The book is essentially composed of photographs of backpackers or scenery, or both, presented alongside aphorisms written by the authors. The opinion is repeatedly expressed that solitude and silence are essential elements for enjoying the wilderness experience. In overt and implied passages, any semblance of a crowd on the trails is taboo. Hikers are portrayed for the aesthetics of their activities, up to and including their characterization as “temporary monks.”

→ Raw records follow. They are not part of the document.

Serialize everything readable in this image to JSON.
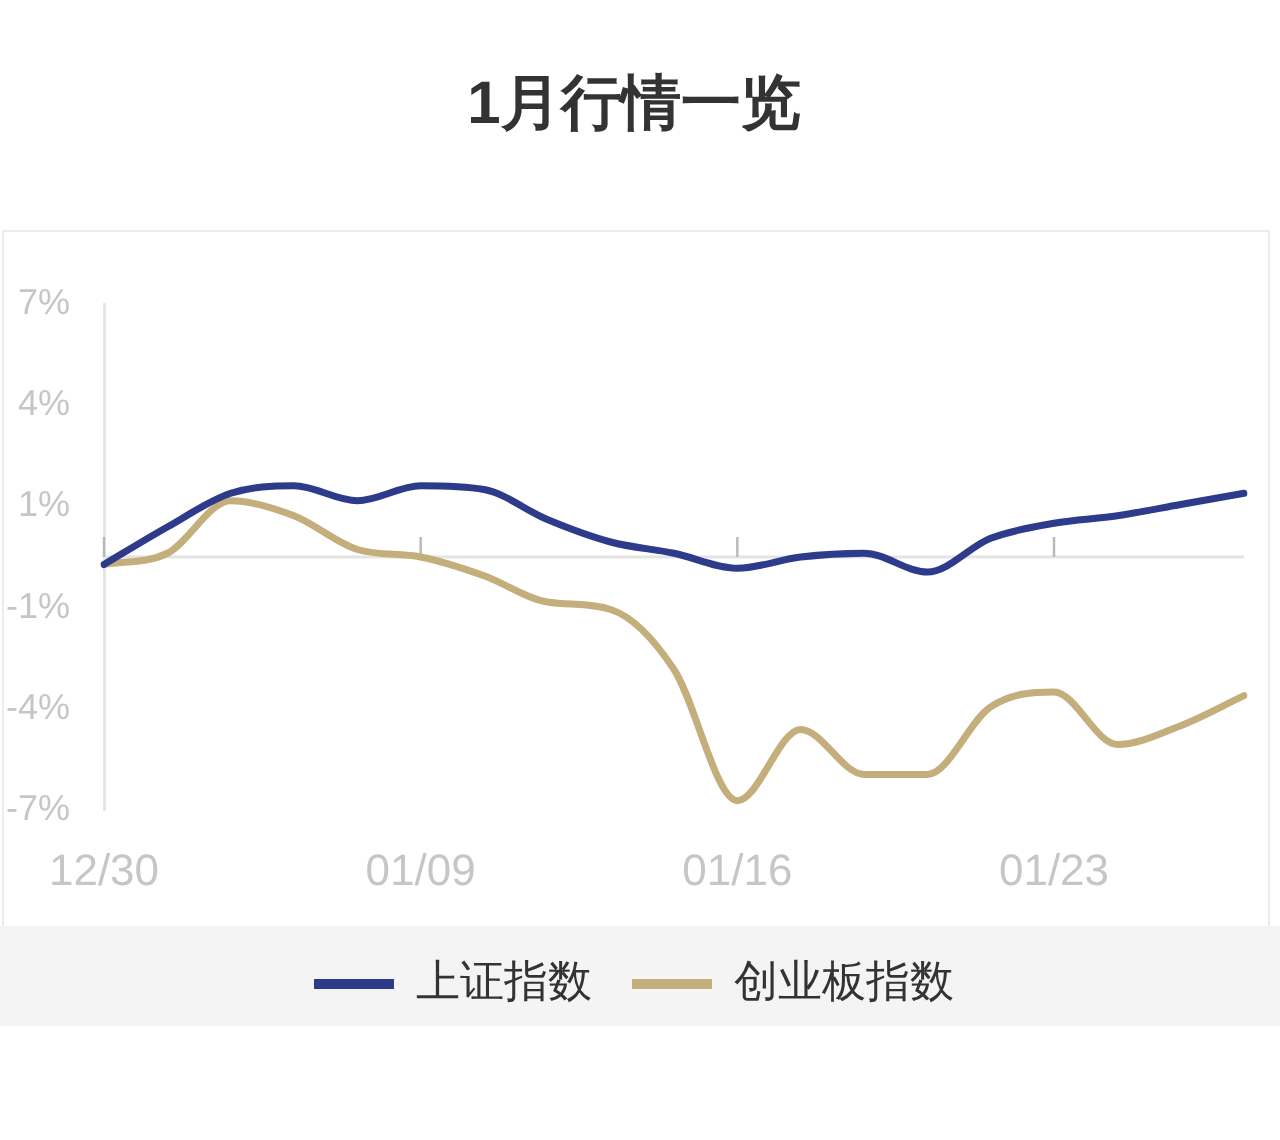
{
  "chart_data": {
    "type": "line",
    "title": "1月行情一览",
    "categories": [
      "12/30",
      null,
      null,
      null,
      null,
      "01/09",
      null,
      null,
      null,
      null,
      "01/16",
      null,
      null,
      null,
      null,
      "01/23",
      null,
      null,
      null
    ],
    "series": [
      {
        "name": "上证指数",
        "color": "#2e3b8b",
        "values": [
          -0.2,
          0.8,
          1.7,
          1.9,
          1.5,
          1.9,
          1.8,
          1.0,
          0.4,
          0.1,
          -0.3,
          0.0,
          0.1,
          -0.4,
          0.5,
          0.9,
          1.1,
          1.4,
          1.7
        ]
      },
      {
        "name": "创业板指数",
        "color": "#c3ae7c",
        "values": [
          -0.2,
          0.1,
          1.5,
          1.1,
          0.2,
          0.0,
          -0.5,
          -1.2,
          -1.4,
          -3.0,
          -6.5,
          -4.6,
          -5.8,
          -5.8,
          -4.0,
          -3.6,
          -5.0,
          -4.5,
          -3.7
        ]
      }
    ],
    "ylim": [
      -6.75,
      6.75
    ],
    "yticks": [
      {
        "value": 6.75,
        "label": "7%"
      },
      {
        "value": 4.05,
        "label": "4%"
      },
      {
        "value": 1.35,
        "label": "1%"
      },
      {
        "value": -1.35,
        "label": "-1%"
      },
      {
        "value": -4.05,
        "label": "-4%"
      },
      {
        "value": -6.75,
        "label": "-7%"
      }
    ],
    "grid": false,
    "legend": "bottom",
    "marker": "none",
    "line_style": "solid"
  }
}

“Nature massages your brain. Caressing your cortex with beauty, kneading your cerebrum with soothing sounds, it softens your stentorian intellect, so you can hear the quiet, pure voice within.” This is the literary equivalent of aromatherapy. It will appeal to some, but not to others. Then, “Determining the genus or species of a flower is very different than just being with it, appreciating its hues, patterns, textures, complexity, vulnerability, tenacity. Objectifying nature prevents the wonder of it from touching your soul.” I disagree. As a scientist concerned with finding a way to make the wilderness relevant (for the sake of its preservation), I am moved to action by both its beauty and worldly purposes.

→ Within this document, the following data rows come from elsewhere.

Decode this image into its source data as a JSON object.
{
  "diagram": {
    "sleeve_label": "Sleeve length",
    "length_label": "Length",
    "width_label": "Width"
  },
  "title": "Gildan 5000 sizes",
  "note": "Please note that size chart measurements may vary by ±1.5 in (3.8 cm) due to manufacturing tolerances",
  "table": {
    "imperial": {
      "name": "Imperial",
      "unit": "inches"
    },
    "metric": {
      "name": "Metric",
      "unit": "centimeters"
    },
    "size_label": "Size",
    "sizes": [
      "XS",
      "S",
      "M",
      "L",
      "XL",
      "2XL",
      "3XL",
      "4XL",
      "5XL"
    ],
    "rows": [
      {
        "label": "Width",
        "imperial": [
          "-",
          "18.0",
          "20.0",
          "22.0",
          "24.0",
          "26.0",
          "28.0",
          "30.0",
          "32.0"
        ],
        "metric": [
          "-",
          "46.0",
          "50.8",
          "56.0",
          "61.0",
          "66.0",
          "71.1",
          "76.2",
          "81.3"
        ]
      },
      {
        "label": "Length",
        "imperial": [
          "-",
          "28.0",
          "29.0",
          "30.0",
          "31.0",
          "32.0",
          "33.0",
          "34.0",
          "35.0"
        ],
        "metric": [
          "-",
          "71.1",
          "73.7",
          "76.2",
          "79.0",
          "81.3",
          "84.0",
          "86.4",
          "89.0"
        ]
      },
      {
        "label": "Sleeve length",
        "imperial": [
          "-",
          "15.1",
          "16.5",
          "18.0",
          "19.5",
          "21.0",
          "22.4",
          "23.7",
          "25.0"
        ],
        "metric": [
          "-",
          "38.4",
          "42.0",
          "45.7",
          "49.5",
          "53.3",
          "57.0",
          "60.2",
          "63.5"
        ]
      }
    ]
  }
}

There is common sense: “Wilderness reminds us how beautiful the world is and how fortunate we are, but also how dispassionate, unpredictable and hazardous the world is, and how vulnerable we are.” That is certainly true. And lest one think that this reviewer is insensitive, I really appreciated the following: “Wherever nature is grand or vast, people say, ‘Oh, I feel so small, so insignificant.’ They’re just parroting a cliché. I don’t feel diminished by nature. Witnessing nature makes me feel grand and vast. It heightens my awareness, fills my senses, lofts my emotions, expands my appreciation. Being indoors is what makes me feel small and insignificant.” Well done. However, I didn’t understand what was meant by, “Nature fathoms and responds to your recognition.” Nature comprehends? It responds to my recognition? Do I understand nature? Do I honor it? Either way, how does nature respond? Perhaps nature comprehends, but I do not.

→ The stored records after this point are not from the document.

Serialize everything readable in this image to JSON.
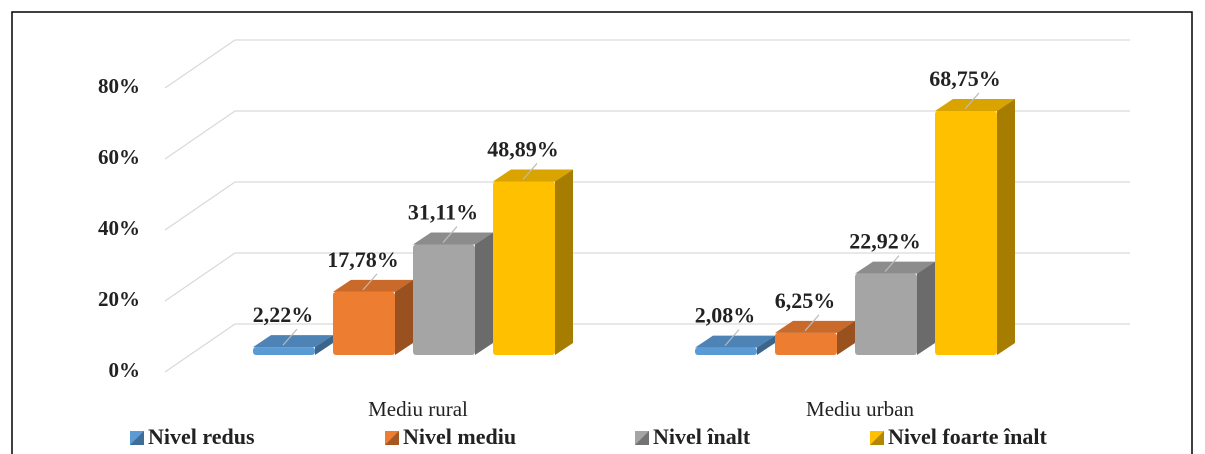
{
  "chart_data": {
    "type": "bar3d",
    "categories": [
      "Mediu rural",
      "Mediu urban"
    ],
    "series": [
      {
        "name": "Nivel redus",
        "color": "#5b9bd5",
        "values": [
          2.22,
          2.08
        ],
        "value_labels": [
          "2,22%",
          "2,08%"
        ]
      },
      {
        "name": "Nivel mediu",
        "color": "#ed7d31",
        "values": [
          17.78,
          6.25
        ],
        "value_labels": [
          "17,78%",
          "6,25%"
        ]
      },
      {
        "name": "Nivel înalt",
        "color": "#a5a5a5",
        "values": [
          31.11,
          22.92
        ],
        "value_labels": [
          "31,11%",
          "22,92%"
        ]
      },
      {
        "name": "Nivel foarte înalt",
        "color": "#ffc000",
        "values": [
          48.89,
          68.75
        ],
        "value_labels": [
          "48,89%",
          "68,75%"
        ]
      }
    ],
    "ylim": [
      0,
      80
    ],
    "yticks": [
      {
        "value": 0,
        "label": "0%"
      },
      {
        "value": 20,
        "label": "20%"
      },
      {
        "value": 40,
        "label": "40%"
      },
      {
        "value": 60,
        "label": "60%"
      },
      {
        "value": 80,
        "label": "80%"
      }
    ],
    "grid": true,
    "legend": "bottom"
  }
}
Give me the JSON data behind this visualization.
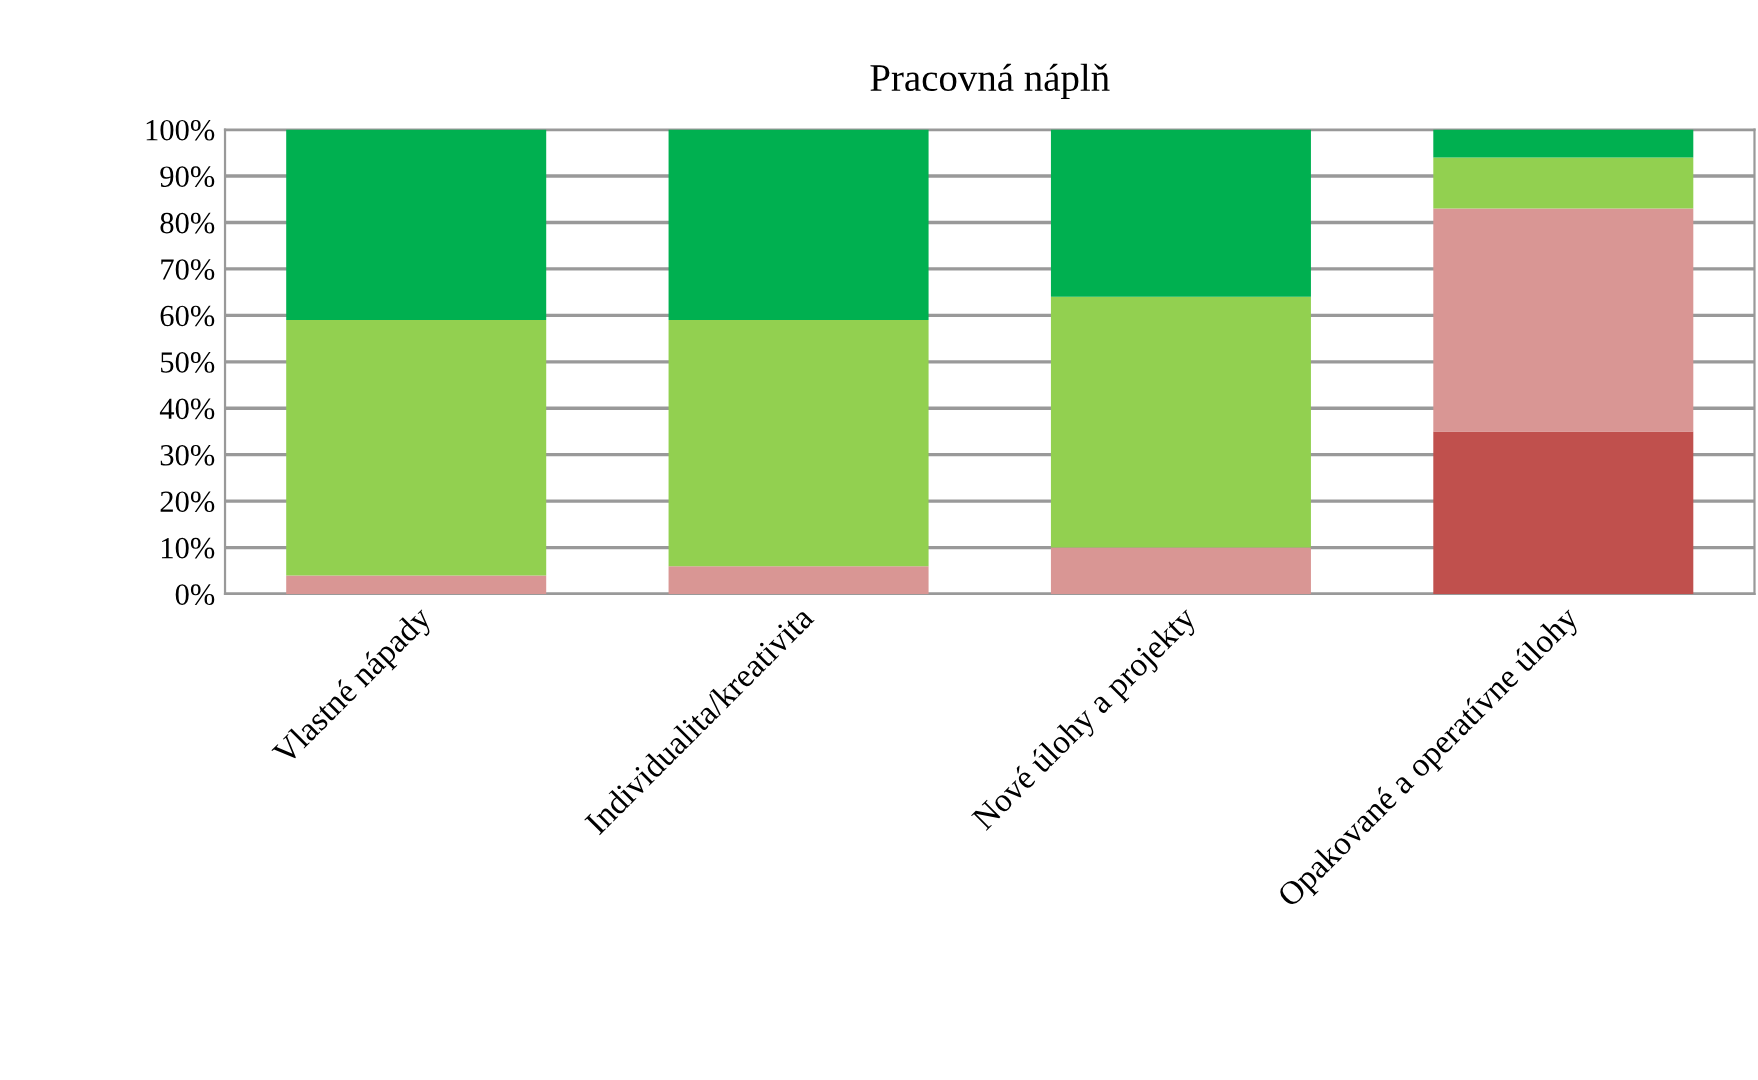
{
  "chart_data": {
    "type": "bar",
    "stacked": true,
    "title": "Pracovná náplň",
    "categories": [
      "Vlastné nápady",
      "Individualita/kreativita",
      "Nové úlohy a projekty",
      "Opakované a operatívne úlohy"
    ],
    "series": [
      {
        "color": "#c0504d",
        "values": [
          0,
          0,
          0,
          35
        ]
      },
      {
        "color": "#d99694",
        "values": [
          4,
          6,
          10,
          48
        ]
      },
      {
        "color": "#92d050",
        "values": [
          55,
          53,
          54,
          11
        ]
      },
      {
        "color": "#00b050",
        "values": [
          41,
          41,
          36,
          6
        ]
      }
    ],
    "ylim": [
      0,
      100
    ],
    "yticks": [
      {
        "value": 0,
        "label": "0%"
      },
      {
        "value": 10,
        "label": "10%"
      },
      {
        "value": 20,
        "label": "20%"
      },
      {
        "value": 30,
        "label": "30%"
      },
      {
        "value": 40,
        "label": "40%"
      },
      {
        "value": 50,
        "label": "50%"
      },
      {
        "value": 60,
        "label": "60%"
      },
      {
        "value": 70,
        "label": "70%"
      },
      {
        "value": 80,
        "label": "80%"
      },
      {
        "value": 90,
        "label": "90%"
      },
      {
        "value": 100,
        "label": "100%"
      }
    ],
    "grid": "y",
    "legend": false
  }
}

The authors admit that hikingcamping.com publishes books that are “…literate, entertaining, opinionated…” This book is some of the first two and a fair amount of the third. The images are good, sometimes striking, but the white pages with the stenciled letters are harsh surprises that break up the flow.
In summary, there were some insights (“It’s a lazy monarch who never surveys the kingdom. Walk the earth. It’s a stewardship requirement.”) and some non-sequiturs (“Because other people remind us of ourselves, which is precisely what we’re out there to lose.”). The authors write that “Hiking is a conversation with the earth. If more people today participated in this dialogue, as their ancestors did, contemporary society might regain its bearings.” I couldn’t agree more. But Kathy and Craig Copeland seem to want people to do it one at a time, alone and quiet. That is an elitist approach that excludes youth groups, trekkers, clean-up crews, and me and most of my friends.
This book will resonate with some readers and not with others. I am convinced that it was written by people with good intentions—they are members of 1% For the Planet (businesses that donate one percent of their sales to the natural environment). For the price, it’s a fair gift for someone who loves to hike and is looking for meaning.